The purpose of this seminar is to give you a good and practical understanding of advanced quantitative risk measurement methods.
We start with a review of developments within modern risk analysis and explain why risk measurement has become more important and challenging in a post-Basel III and low-interest rate environment.
We then give a thorough explanation of how "Value-at-Risk" (VaR) and "Stressed VaR" can be calculated for linear and non-linear exposures. We explain the use of delta-normal and delta-gamma-normal methods for the calculation of VaR for forwards, swaps and options. We discuss the shortcomings of VaR and introduce "Expected Shortfall (ES)" as a better (more coherent) risk measure. We show how ES is calculated, how ES expectedly will translate into capital charges, and how ES and other risk measures are used in practical trading book risk management. We also discuss the practical difficulties in back testing ES model and suggest possible solutions to these problems.
We introduce Extreme Value Theory and explain and demonstrate its applications in finance. We present the two main approaches to estimating tail distributions: the "Block Maxima" and the "Peaks over Threshold" groups of models.

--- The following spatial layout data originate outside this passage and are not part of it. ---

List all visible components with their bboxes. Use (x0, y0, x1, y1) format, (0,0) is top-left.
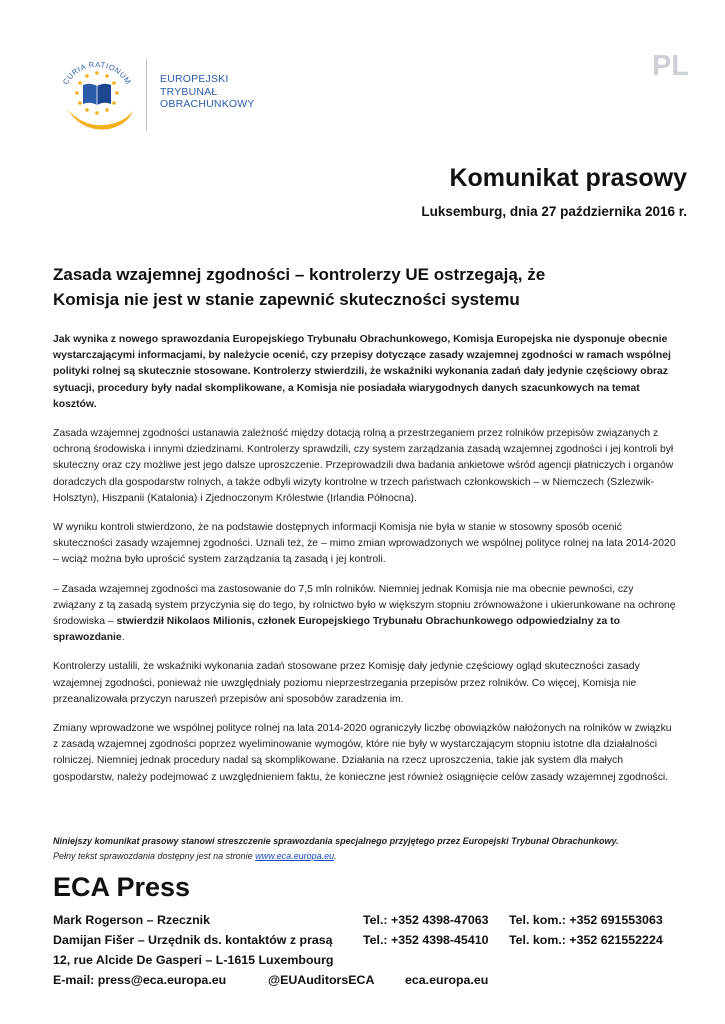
paragraph-3 (53, 582, 677, 647)
headline-line-1: Zasada wzajemnej zgodności – kontrolerzy UE ostrzegają, że (53, 265, 546, 284)
logo-ring-text: CURIA RATIONUM (60, 59, 134, 87)
website-link[interactable]: eca.europa.eu (405, 973, 489, 987)
contact-mobile[interactable]: Tel. kom.: +352 621552224 (509, 933, 663, 947)
org-name-line-3: OBRACHUNKOWY (160, 98, 255, 110)
twitter-handle[interactable]: @EUAuditorsECA (268, 973, 375, 987)
contact-row (53, 910, 683, 930)
contact-heading: ECA Press (53, 872, 191, 902)
contact-phone[interactable]: Tel.: +352 4398-47063 (363, 913, 489, 927)
contact-name: Mark Rogerson – Rzecznik (53, 913, 210, 927)
address-row (53, 950, 683, 970)
paragraph-2: W wyniku kontroli stwierdzono, że na podstawie dostępnych informacji Komisja nie była w stanie w stosowny sposób ocenić skuteczności zasady wzajemnej zgodności. Uznali też, że – mimo zmian wprowadzonych we wspólnej polityce rolnej na lata 2014-2020 – wciąż można było uprościć system zarządzania tą zasadą i jej kontroli. (53, 522, 676, 566)
org-name (160, 73, 255, 111)
contact-phone[interactable]: Tel.: +352 4398-45410 (363, 933, 489, 947)
headline (53, 262, 673, 312)
org-name-line-2: TRYBUNAŁ (160, 85, 218, 98)
open-book-icon (83, 84, 111, 105)
quote-end: . (121, 632, 125, 644)
quote-attribution: stwierdził Nikolaos Milionis, członek Europejskiego Trybunału Obrachunkowego odpowiedzialny za to sprawozdanie (53, 616, 620, 644)
note-prefix: Pełny tekst sprawozdania dostępny jest na stronie (53, 851, 253, 861)
contact-mobile[interactable]: Tel. kom.: +352 691553063 (509, 913, 663, 927)
online-contacts-row (53, 970, 683, 990)
body-text (53, 332, 677, 799)
report-link[interactable]: www.eca.europa.eu (255, 851, 335, 861)
editor-note (53, 834, 677, 864)
note-suffix: . (334, 851, 337, 861)
gold-swoosh-icon (67, 109, 133, 130)
paragraph-1: Zasada wzajemnej zgodności ustanawia zależność między dotacją rolną a przestrzeganiem przez rolników przepisów związanych z ochroną środowiska i innymi dziedzinami. Kontrolerzy sprawdzili, czy system zarządzania zasadą wzajemnej zgodności i jej kontroli był skuteczny oraz czy możliwe jest jego dalsze uproszczenie. Przeprowadzili dwa badania ankietowe wśród agencji płatniczych i organów doradczych dla gospodarstw rolnych, a także odbyli wizyty kontrolne w trzech państwach członkowskich – w Niemczech (Szlezwik-Holsztyn), Hiszpanii (Katalonia) i Zjednoczonym Królestwie (Irlandia Północna). (53, 428, 674, 504)
lead-paragraph: Jak wynika z nowego sprawozdania Europejskiego Trybunału Obrachunkowego, Komisja Europejska nie dysponuje obecnie wystarczającymi informacjami, by należycie ocenić, czy przepisy dotyczące zasady wzajemnej zgodności w ramach wspólnej polityki rolnej są skutecznie stosowane. Kontrolerzy stwierdzili, że wskaźniki wykonania zadań dały jedynie częściowy obraz sytuacji, procedury były nadal skomplikowane, a Komisja nie posiadała wiarygodnych danych szacunkowych na temat kosztów. (53, 334, 671, 410)
note-line-1: Niniejszy komunikat prasowy stanowi streszczenie sprawozdania specjalnego przyjętego przez Europejski Trybunał Obrachunkowy. (53, 836, 619, 846)
eca-logo-emblem (53, 49, 141, 137)
paragraph-5: Zmiany wprowadzone we wspólnej polityce rolnej na lata 2014-2020 ograniczyły liczbę obowiązków nałożonych na rolników w związku z zasadą wzajemnej zgodności poprzez wyeliminowanie wymogów, które nie były w wystarczającym stopniu istotne dla działalności rolniczej. Niemniej jednak procedury nadal są skomplikowane. Działania na rzecz uproszczenia, takie jak system dla małych gospodarstw, należy podejmować z uwzględnieniem faktu, że konieczne jest również osiągnięcie celów zasady wzajemnej zgodności. (53, 723, 672, 783)
postal-address: 12, rue Alcide De Gasperi – L-1615 Luxembourg (53, 953, 334, 967)
press-date: Luksemburg, dnia 27 października 2016 r. (421, 204, 687, 219)
contact-name: Damijan Fišer – Urzędnik ds. kontaktów z prasą (53, 933, 333, 947)
headline-line-2: Komisja nie jest w stanie zapewnić skuteczności systemu (53, 290, 520, 309)
logo-divider (146, 59, 147, 131)
paragraph-4: Kontrolerzy ustalili, że wskaźniki wykonania zadań stosowane przez Komisję dały jedynie częściowy ogląd skuteczności zasady wzajemnej zgodności, ponieważ nie uwzględniały poziomu nieprzestrzegania przepisów przez rolników. Co więcej, Komisja nie przeanalizowała przyczyn naruszeń przepisów ani sposobów zaradzenia im. (53, 661, 640, 705)
note-line-2 (53, 849, 677, 864)
contact-row (53, 930, 683, 950)
page-title: Komunikat prasowy (449, 164, 687, 192)
quote-text: – Zasada wzajemnej zgodności ma zastosowanie do 7,5 mln rolników. Niemniej jednak Komisja nie ma obecnie pewności, czy związany z tą zasadą system przyczynia się do tego, by rolnictwo było w większym stopniu zrównoważone i ukierunkowane na ochronę środowiska – (53, 583, 676, 628)
language-code: PL (651, 50, 689, 82)
org-name-line-1: EUROPEJSKI (160, 73, 229, 85)
email-contact[interactable]: E-mail: press@eca.europa.eu (53, 973, 227, 987)
contact-block (53, 910, 683, 990)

We demonstrate how a "Generalized Pareto Distribution" can be fitted to real-life financial data, and we visualize results using graphical tools. We also explain and demonstrate how EVT can be used in financial risk management. We use extreme value theory to calculate conditional and non-conditional VaR and Expected Shortfall, and we discuss the use of EVT in "Stress Testing and in asset allocation.
Further, and we explain and demonstrate the use numerical techniques (including historical simulation and Monte Carlo simulation and principal components analysis) for pricing and risk analysis of complex instruments and portfolios.
Finally, we explain and demonstrate how credit spread risk (credit migration risk), counterparty risk and CVA risk can be measured and managed comprehensively.